|
|
Activities
The project activities center around multimodal dialogue systems from
various perspectives:
- Investigations on the design of multi-modal
systems where spoken interaction is one important modality. This
involves the design and implementation of multi-modal interfaces,
which have been evaluated with a number of users and settings (Ibrahim
& Johansson 2002, 2002b, Ibrahim et. al 2001, Qvarfordt &
Santamarta 2000, Bäckvall et. al. 2000, Qvarfordt 2003,
Berglund & Qvarfordt 2003, Qvarfordt, Jönsson & Dahlbäck 2003).

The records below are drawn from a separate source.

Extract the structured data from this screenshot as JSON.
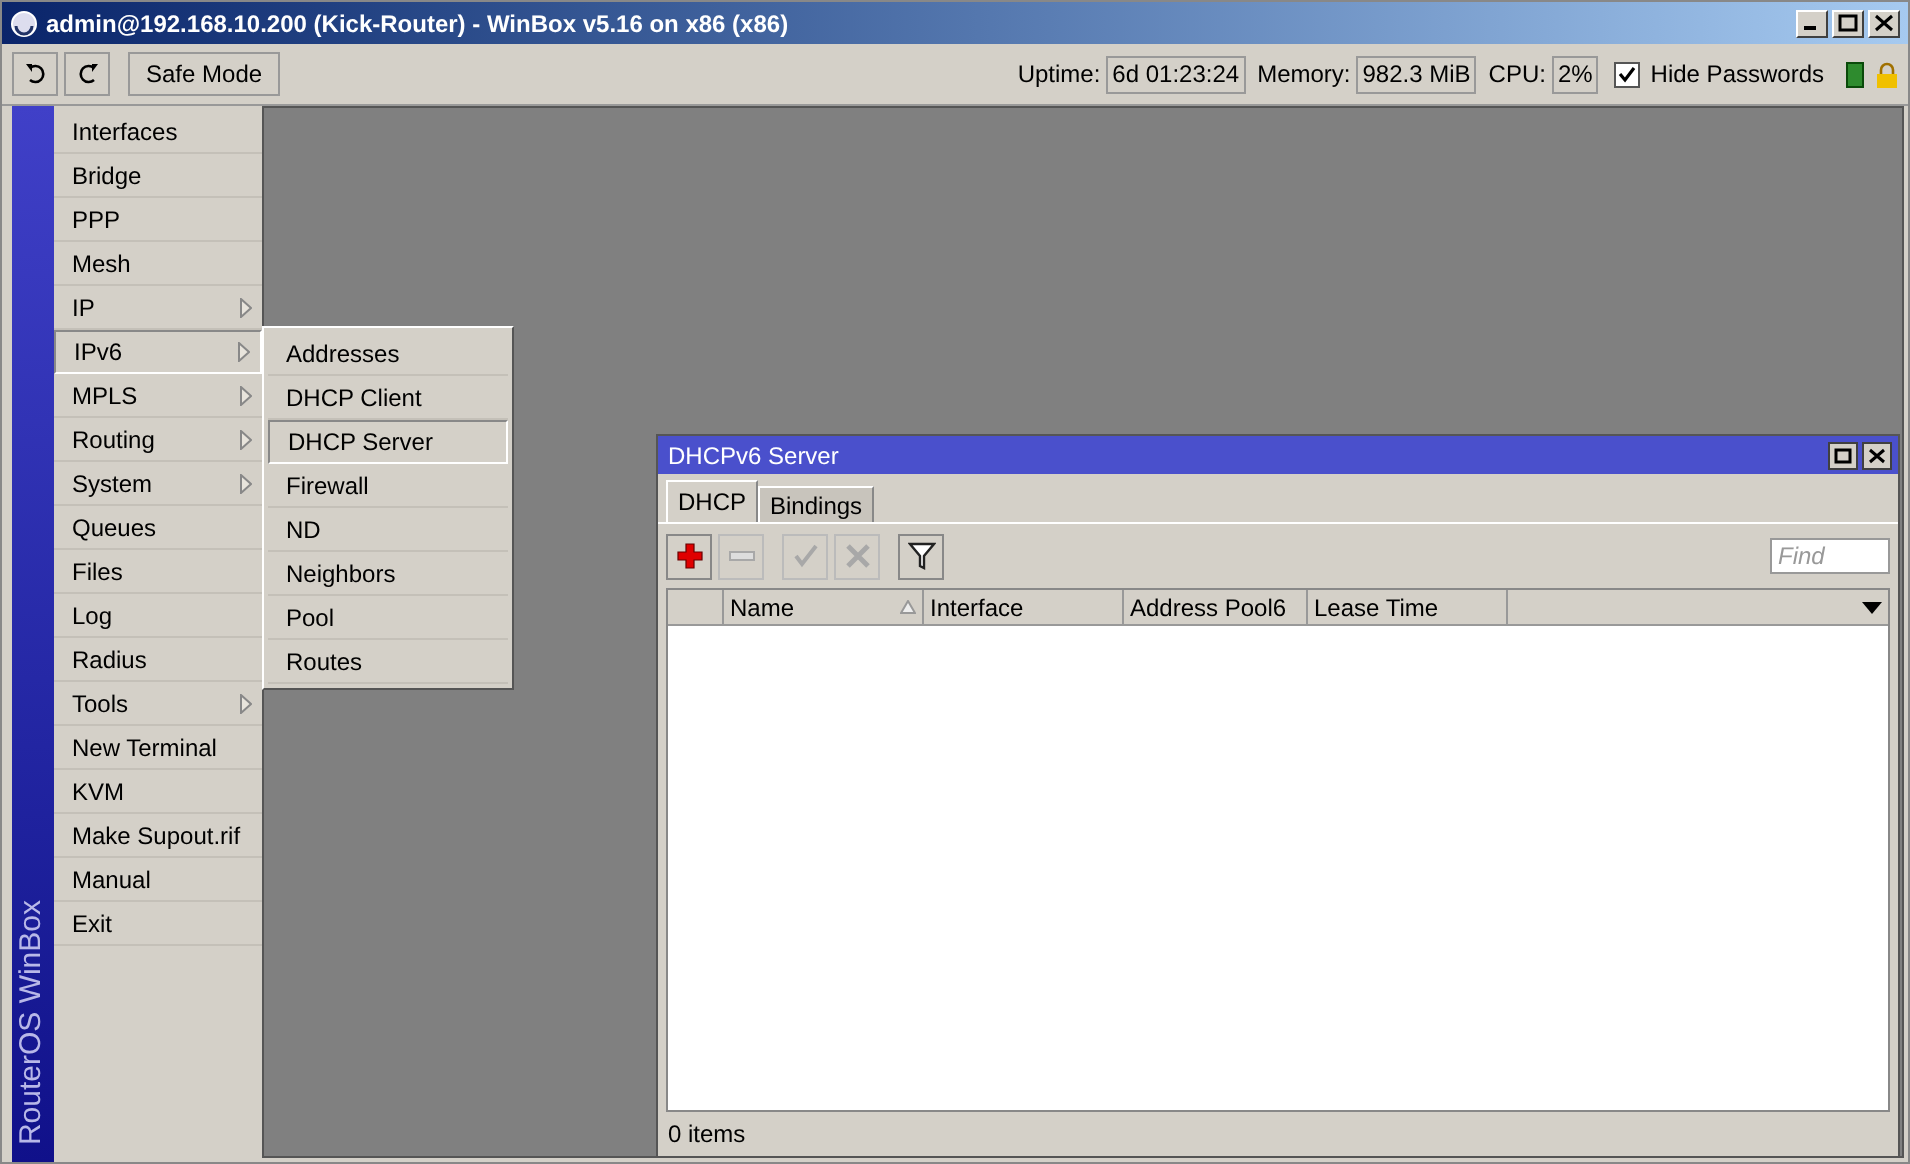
{
  "window": {
    "title": "admin@192.168.10.200 (Kick-Router) - WinBox v5.16 on x86 (x86)"
  },
  "toolbar": {
    "safe_mode": {
      "label": "Safe Mode",
      "on": false
    }
  },
  "status": [
    {
      "label": "Uptime:",
      "value": "6d 01:23:24"
    },
    {
      "label": "Memory:",
      "value": "982.3 MiB"
    },
    {
      "label": "CPU:",
      "value": "2%"
    }
  ],
  "hide_passwords": {
    "label": "Hide Passwords",
    "checked": true
  },
  "sidebar": {
    "brand": "RouterOS WinBox",
    "items": [
      {
        "label": "Interfaces",
        "submenu": false,
        "selected": false
      },
      {
        "label": "Bridge",
        "submenu": false,
        "selected": false
      },
      {
        "label": "PPP",
        "submenu": false,
        "selected": false
      },
      {
        "label": "Mesh",
        "submenu": false,
        "selected": false
      },
      {
        "label": "IP",
        "submenu": true,
        "selected": false
      },
      {
        "label": "IPv6",
        "submenu": true,
        "selected": true
      },
      {
        "label": "MPLS",
        "submenu": true,
        "selected": false
      },
      {
        "label": "Routing",
        "submenu": true,
        "selected": false
      },
      {
        "label": "System",
        "submenu": true,
        "selected": false
      },
      {
        "label": "Queues",
        "submenu": false,
        "selected": false
      },
      {
        "label": "Files",
        "submenu": false,
        "selected": false
      },
      {
        "label": "Log",
        "submenu": false,
        "selected": false
      },
      {
        "label": "Radius",
        "submenu": false,
        "selected": false
      },
      {
        "label": "Tools",
        "submenu": true,
        "selected": false
      },
      {
        "label": "New Terminal",
        "submenu": false,
        "selected": false
      },
      {
        "label": "KVM",
        "submenu": false,
        "selected": false
      },
      {
        "label": "Make Supout.rif",
        "submenu": false,
        "selected": false
      },
      {
        "label": "Manual",
        "submenu": false,
        "selected": false
      },
      {
        "label": "Exit",
        "submenu": false,
        "selected": false
      }
    ]
  },
  "submenu": {
    "items": [
      {
        "label": "Addresses",
        "selected": false
      },
      {
        "label": "DHCP Client",
        "selected": false
      },
      {
        "label": "DHCP Server",
        "selected": true
      },
      {
        "label": "Firewall",
        "selected": false
      },
      {
        "label": "ND",
        "selected": false
      },
      {
        "label": "Neighbors",
        "selected": false
      },
      {
        "label": "Pool",
        "selected": false
      },
      {
        "label": "Routes",
        "selected": false
      }
    ]
  },
  "dhcp_window": {
    "title": "DHCPv6 Server",
    "tabs": [
      {
        "label": "DHCP",
        "selected": true
      },
      {
        "label": "Bindings",
        "selected": false
      }
    ],
    "tools": [
      {
        "kind": "add",
        "disabled": false
      },
      {
        "kind": "remove",
        "disabled": true
      },
      {
        "kind": "enable",
        "disabled": true
      },
      {
        "kind": "disable",
        "disabled": true
      },
      {
        "kind": "filter",
        "disabled": false
      }
    ],
    "find": {
      "placeholder": "Find"
    },
    "columns": [
      {
        "label": "Name",
        "sorted": true
      },
      {
        "label": "Interface",
        "sorted": false
      },
      {
        "label": "Address Pool6",
        "sorted": false
      },
      {
        "label": "Lease Time",
        "sorted": false
      }
    ],
    "status": "0 items"
  }
}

- The use of eye gaze in multimodal dialogue systems. We have
conducted experiments to see how eye-gaze can be used in multimodal
dialogue systems. Based on the results from these investigations a
multimodal dialogue system using eye-gaze as input modality has been
developed and evaluated. All users were able to carry out a set of
task using only eye-gaze and they also liked using the system
(Qvarfordt 2004).
- Development of techniques to improve speech recognition. By
combining results from a grammar-based recognizer and a
statistical language model targeted help can be presented
to the user in the case of unreliable recognition (Gorrell
et.al. 2002). The techniques has also been used to identify new
words (Gorrell 2003) and to give users a suggested interpretation that
the user can accept to get a respond or reject to form a new request
(Gorrell 2004).
- Multimodal dialogue system framework development. Our framework
has been extended with a separate module called the Domain Knowledge
Manager (DKM) (Flycht-Eriksson 2001, 2000) (the result of the graduate
student Annika Flycht-Erikssons Licentiate Thesis 2001). The DKM is
responsible for domain reasoning and retrieval of information from
various domain knowledge sources. The DKM cooperates with the
Dialogue Manager (DM) to answer questions for information posed by the
user (Flycht-Eriksson & Jönsson, 2000). User utterances are
transformed into information requests by the DM, possibly involving
clarification sub-dialogues with the user. The fully specified request
is then sent to the DKM. The DKM consults one or several information
or domain knowledge sources in order to retrieve the requested
information and produces an answer to the request. This requires that
the DKM knows where and how different types of information should be
retrieved, a task that becomes more difficult when the domain is open
and the information unstructured. Separating domain knowledge from
dialogue knowledge allowed us to integrate ontological knowledge to
the system (Flycht-Eriksson 2003, 2004).
- Synergistic integration of
multimodal speech and pen information (Johansson, H 2001a, 2001b,
2000). The model consists of an algorithm for matching and
integrating interpretations of inputs from different modalities, as
well as of a grammar that constrains integration. Integration proper
is achieved by unifying feature structures. The integrator is part of
the general framework for multimodal information systems with dialogue
capabilities.
- Implementation of dialogue systems for new applications could be
viewed as a process of customising a generic framework to fit the
needs of a more specific application. To be useful the framework must
be well documented and modularised. Current work involves developing
language technology resources, such as the dialogue systems
development platform, MALIN, to an Open Source code repository. We
have also presented a method for how to iteratively develop a dialogue
system from a generic framework (Degerstedt & Jönsson 2001a, 2001b,
Johansson, Degersyedt & Jönsson 2002). As part of developing
techniques for dialogue systems implementation we have extended the
Phase Process pattern to handle dialogue systems phenomena, the Phase
Graph Process pattern (Degerstedt & Johansson 2003).
- Prototype development using the framework. The framework has been
utilised in the implementation of the Nokia Tv programme Guide
(Johansson, Degerstedt & Jönsson 2002, Pontus Johansson 2001) and a
limited version is available for download at nlpFarm. Another
prototype system is the birdQuest system, a multimodal dialogue system
based on a bird encyclopaedia (Andén et.al 2003, Jönsson &
Merkel 2003, Flycht-Ericsson & Jönsson 2004)
- Design and development of adaptive multimodal dialogue
systems. Adaptivity is a broad concept and we have initially study how
natural language can be used in a recommender systems to handle the
cold start problem, i.e. when a new user has to provide information on
his/her preferences in order to create a model that can be used to
give new recommendations based on the users' interest. This is
implemented in the MADFilm system (Johansson, P. 2003, 2204).
|